Understanding Singapore’s Bond Market
SGD Corporate Debt Market
The growing Singapore dollar corporate debt market features a wide range of instruments from both domestic and foreign issuers.
The Singapore dollar (SGD) corporate debt market has grown significantly in the last decade. Total outstanding SGD debt reached S$150 billion as at end 2017.
The market consists of a wide range of instruments as well as issuers from across the credit spectrum. The tenors of corporate debt issued vary from 1 to 40 years and include perpetual bonds; the majority have maturities of between 5 and 10 years.
Types of Corporate Debt
Corporate debt in Singapore includes the following:
- Corporate debentures make up the largest segment of corporate debt. They are negotiable, unsecured debt securities issued by corporations, financial institutions, supranationals, government agencies and statutory boards.
- Hybrid securities have both debt and equity features, and can be in the form of preferred stock, perpetuals, convertible bonds, and others.
- Medium-term notes are securities that typically mature in 5 to 10 years. Frequent issuers of medium-term notes can set up a programme to issue them continuously on a best effort rather than an underwritten basis, to meet investors’ demand as it emerges.
- Securitised debt securities include asset-backed securities and commercial mortgaged-backed securities, which stem from the real estate investment trust market.
Types of Issuers
The diversified issuer base for SGD corporate debt includes statutory boards, corporations and financial institutions. A significant proportion are foreign issuers.
Domestic issuers include the following:
- Statutory boards, which are quasi-governmental agencies with autonomy and flexibility to perform government functions. Issuers include the Housing Development Board, Land Transport Authority and Public Utilities Board.

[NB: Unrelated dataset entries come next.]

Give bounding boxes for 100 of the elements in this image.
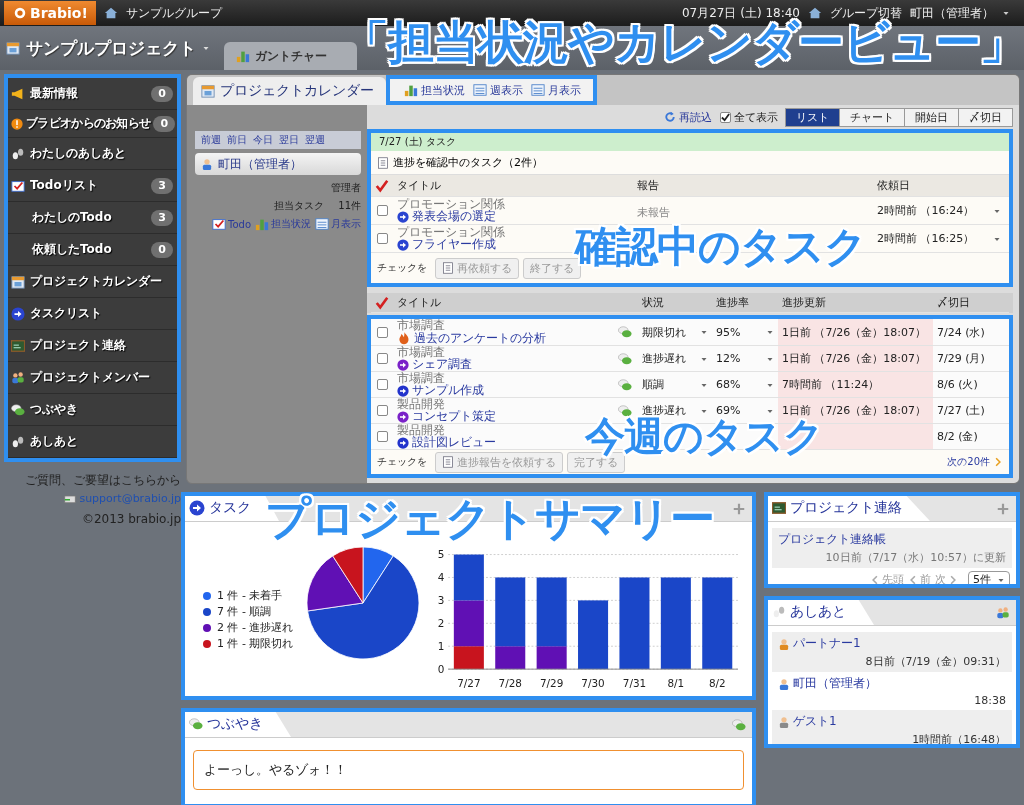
action-label: チェックを bbox=[377, 261, 427, 275]
task-link[interactable]: 設計図レビュー bbox=[397, 436, 496, 449]
checkbox[interactable] bbox=[376, 233, 388, 244]
column-header: 〆切日 bbox=[936, 295, 971, 310]
todo-icon bbox=[11, 178, 25, 193]
update-cell: 7時間前 （11:24） bbox=[778, 372, 933, 397]
week-view-icon bbox=[531, 83, 545, 97]
date-nav-link[interactable]: 前日 bbox=[227, 133, 247, 147]
task-link[interactable]: フライヤー作成 bbox=[397, 238, 496, 251]
sidebar-item[interactable]: プロジェクトカレンダー bbox=[8, 266, 177, 298]
panel-title: プロジェクト連絡 bbox=[768, 496, 930, 521]
sidebar-item[interactable]: あしあと bbox=[8, 426, 177, 458]
date-nav-link[interactable]: 前週 bbox=[201, 133, 221, 147]
add-icon[interactable] bbox=[996, 501, 1010, 516]
speech-bubble-icon bbox=[618, 351, 632, 366]
user-menu[interactable]: 町田（管理者） bbox=[910, 4, 994, 22]
sidebar-item[interactable]: プロジェクト連絡 bbox=[8, 330, 177, 362]
footprint-icon bbox=[772, 605, 786, 619]
visitor-link[interactable]: 町田（管理者） bbox=[778, 675, 877, 692]
due-date-cell-text: 7/24 (水) bbox=[936, 324, 986, 341]
task-link[interactable]: サンプル作成 bbox=[397, 384, 484, 397]
checkbox[interactable] bbox=[376, 353, 388, 364]
checkbox[interactable] bbox=[376, 431, 388, 442]
note-icon bbox=[377, 156, 389, 169]
status-cell-text: 順調 bbox=[641, 377, 665, 393]
gantt-tab[interactable]: ガントチャー bbox=[224, 42, 357, 70]
view-link[interactable]: 月表示 bbox=[531, 82, 581, 98]
view-mode-button[interactable]: 開始日 bbox=[904, 107, 959, 127]
checkbox[interactable] bbox=[376, 205, 388, 216]
axis-label: 2 bbox=[438, 617, 445, 630]
task-link[interactable]: シェア調査 bbox=[397, 358, 472, 371]
task-link[interactable]: 過去のアンケートの分析 bbox=[397, 331, 546, 345]
axis-label: 7/29 bbox=[540, 677, 564, 690]
week-view-icon bbox=[473, 83, 487, 97]
checkbox[interactable] bbox=[376, 326, 388, 338]
sidebar-item[interactable]: Todoリスト 3 bbox=[8, 170, 177, 202]
view-link[interactable]: 週表示 bbox=[473, 82, 523, 98]
notebook-link[interactable]: プロジェクト連絡帳 bbox=[778, 531, 1006, 548]
checkbox[interactable] bbox=[720, 111, 731, 123]
axis-label: 7/27 bbox=[457, 677, 481, 690]
legend-item: 2 件 - 進捗遅れ bbox=[203, 620, 294, 635]
bar-chart-icon bbox=[404, 83, 418, 97]
show-all-checkbox[interactable]: 全て表示 bbox=[720, 109, 778, 125]
category-label: 製品開発 bbox=[397, 424, 445, 436]
view-link[interactable]: 担当状況 bbox=[404, 82, 465, 98]
reload-link[interactable]: 再読込 bbox=[664, 109, 712, 125]
category-label: 市場調査 bbox=[397, 319, 445, 331]
sidebar-item[interactable]: 依頼したTodo 0 bbox=[8, 234, 177, 266]
sidebar-item[interactable]: プロジェクトメンバー bbox=[8, 362, 177, 394]
progress-cell-text: 12% bbox=[715, 351, 742, 367]
legend-item: 1 件 - 未着手 bbox=[203, 588, 294, 603]
sidebar-item[interactable]: タスクリスト bbox=[8, 298, 177, 330]
alert-icon bbox=[11, 117, 23, 130]
speech-bubble-icon bbox=[11, 402, 25, 417]
visitor-link[interactable]: ゲスト1 bbox=[778, 713, 837, 730]
category-label: プロモーション関係 bbox=[397, 226, 505, 238]
speech-bubble-icon bbox=[618, 325, 632, 339]
view-mode-button[interactable]: 〆切日 bbox=[958, 107, 1013, 127]
view-mode-button[interactable]: チャート bbox=[839, 107, 905, 127]
axis-label: 7/30 bbox=[581, 677, 606, 690]
count-badge: 0 bbox=[151, 241, 173, 258]
progress-cell-text: 69% bbox=[715, 403, 742, 419]
bar bbox=[578, 600, 609, 670]
checkbox[interactable] bbox=[376, 405, 388, 416]
tweet-message: よーっし。やるゾォ！！ bbox=[193, 750, 744, 790]
chevron-icon bbox=[908, 574, 918, 584]
speech-bubble-icon bbox=[618, 377, 632, 392]
sidebar-item[interactable]: わたしのあしあと bbox=[8, 138, 177, 170]
axis-label: 4 bbox=[438, 571, 445, 584]
megaphone-icon bbox=[11, 86, 25, 101]
due-date-cell-text: 8/2 (金) bbox=[936, 429, 979, 445]
status-cell-text: 進捗遅れ bbox=[641, 403, 687, 417]
status-cell-text: 進捗遅れ bbox=[641, 351, 687, 367]
view-mode-button[interactable]: リスト bbox=[785, 107, 840, 127]
count-badge: 3 bbox=[151, 177, 173, 194]
date-nav-link[interactable]: 翌日 bbox=[279, 133, 299, 147]
column-header: 進捗率 bbox=[715, 295, 750, 310]
sidebar-item[interactable]: わたしのTodo 3 bbox=[8, 202, 177, 234]
add-icon[interactable] bbox=[732, 501, 746, 516]
table-title: 進捗を確認中のタスク（2件） bbox=[393, 155, 543, 170]
visitor-link[interactable]: パートナー1 bbox=[778, 635, 861, 652]
task-link[interactable]: コンセプト策定 bbox=[397, 410, 496, 423]
task-link[interactable]: 発表会場の選定 bbox=[397, 210, 496, 223]
column-header: タイトル bbox=[396, 295, 442, 310]
sidebar-item[interactable]: 最新情報 0 bbox=[8, 78, 177, 110]
per-page-select[interactable]: 5件 bbox=[968, 571, 1010, 584]
date-nav-link[interactable]: 翌週 bbox=[305, 133, 325, 147]
checkbox[interactable] bbox=[376, 379, 388, 390]
sidebar-item[interactable]: つぶやき bbox=[8, 394, 177, 426]
project-title[interactable]: サンプルプロジェクト bbox=[6, 36, 210, 60]
board-icon bbox=[772, 501, 786, 515]
update-cell: 1日前 （7/26（金）18:07） bbox=[778, 319, 933, 345]
group-name[interactable]: サンプルグループ bbox=[125, 4, 222, 22]
next-page-link[interactable]: 次の20件 bbox=[947, 455, 1003, 469]
house-icon bbox=[103, 6, 118, 20]
due-date-cell-text: 7/29 (月) bbox=[936, 351, 986, 367]
date-nav-link[interactable]: 今日 bbox=[253, 133, 273, 147]
user-card[interactable]: 町田（管理者） bbox=[195, 153, 361, 175]
sidebar-item[interactable]: ブラビオからのお知らせ 0 bbox=[8, 110, 177, 138]
visit-time: 8日前（7/19（金）09:31） bbox=[865, 654, 1006, 669]
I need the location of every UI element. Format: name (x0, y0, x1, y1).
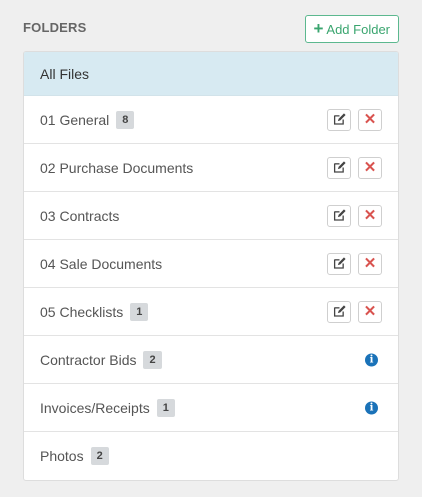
folder-actions: ✕ (327, 156, 382, 179)
close-icon: ✕ (363, 207, 377, 224)
file-count-badge: 2 (90, 447, 109, 465)
edit-icon (333, 161, 346, 174)
file-count-badge: 1 (130, 302, 149, 321)
close-icon: ✕ (363, 255, 377, 272)
file-count-badge: 8 (116, 110, 135, 129)
folder-actions: ✕ (327, 252, 382, 275)
edit-folder-button[interactable] (327, 300, 351, 323)
add-folder-label: Add Folder (326, 21, 390, 37)
folder-name: Photos (40, 448, 84, 464)
delete-folder-button[interactable]: ✕ (358, 300, 382, 323)
edit-icon (333, 257, 346, 270)
file-count-badge: 2 (143, 350, 162, 369)
folder-item[interactable]: Photos 2 (24, 432, 398, 480)
folder-list: All Files 01 General 8 ✕ 02 Purchase Docume… (23, 51, 399, 481)
folder-actions: ✕ (327, 108, 382, 131)
delete-folder-button[interactable]: ✕ (358, 108, 382, 131)
info-icon[interactable]: i (365, 401, 378, 414)
folder-name: 02 Purchase Documents (40, 159, 194, 176)
folder-item-all-files[interactable]: All Files (24, 52, 398, 96)
plus-icon: + (313, 18, 324, 38)
folders-title: FOLDERS (23, 20, 87, 35)
folder-name: 01 General (40, 111, 110, 128)
folder-item[interactable]: 02 Purchase Documents ✕ (24, 144, 398, 192)
edit-folder-button[interactable] (327, 156, 351, 179)
edit-icon (333, 113, 346, 126)
folder-item[interactable]: 05 Checklists 1 ✕ (24, 288, 398, 336)
folder-item[interactable]: Invoices/Receipts 1 i (24, 384, 398, 432)
add-folder-button[interactable]: + Add Folder (305, 15, 399, 43)
folder-actions: ✕ (327, 204, 382, 227)
folder-name: Contractor Bids (40, 351, 137, 368)
folder-name: 03 Contracts (40, 207, 120, 224)
close-icon: ✕ (363, 159, 377, 176)
folder-item[interactable]: 04 Sale Documents ✕ (24, 240, 398, 288)
edit-folder-button[interactable] (327, 252, 351, 275)
folder-item[interactable]: 03 Contracts ✕ (24, 192, 398, 240)
delete-folder-button[interactable]: ✕ (358, 156, 382, 179)
edit-folder-button[interactable] (327, 204, 351, 227)
delete-folder-button[interactable]: ✕ (358, 204, 382, 227)
edit-icon (333, 209, 346, 222)
folder-actions: ✕ (327, 300, 382, 323)
close-icon: ✕ (363, 303, 377, 320)
file-count-badge: 1 (156, 398, 175, 417)
folder-name: Invoices/Receipts (40, 399, 150, 416)
folder-name: All Files (40, 65, 90, 82)
folder-item[interactable]: Contractor Bids 2 i (24, 336, 398, 384)
folder-name: 05 Checklists (40, 303, 124, 320)
folder-item[interactable]: 01 General 8 ✕ (24, 96, 398, 144)
info-icon[interactable]: i (365, 353, 378, 366)
folders-header: FOLDERS + Add Folder (23, 0, 399, 48)
edit-icon (333, 305, 346, 318)
delete-folder-button[interactable]: ✕ (358, 252, 382, 275)
folders-panel: FOLDERS + Add Folder All Files 01 Genera… (0, 0, 422, 497)
edit-folder-button[interactable] (327, 108, 351, 131)
close-icon: ✕ (363, 111, 377, 128)
folder-name: 04 Sale Documents (40, 255, 163, 272)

- Corporations and financial institutions, including property related corporations, other corporations and banks.
Singapore is one of the most international bond markets in Asia, with foreign issuers making up 25% to 30% of total annual issuance volumes for SGD corporate debt.
The issuers include supranational agencies, corporations, and financial institutions. They are mainly from Europe and Asia, with an increasing diversity of issuers from other regions.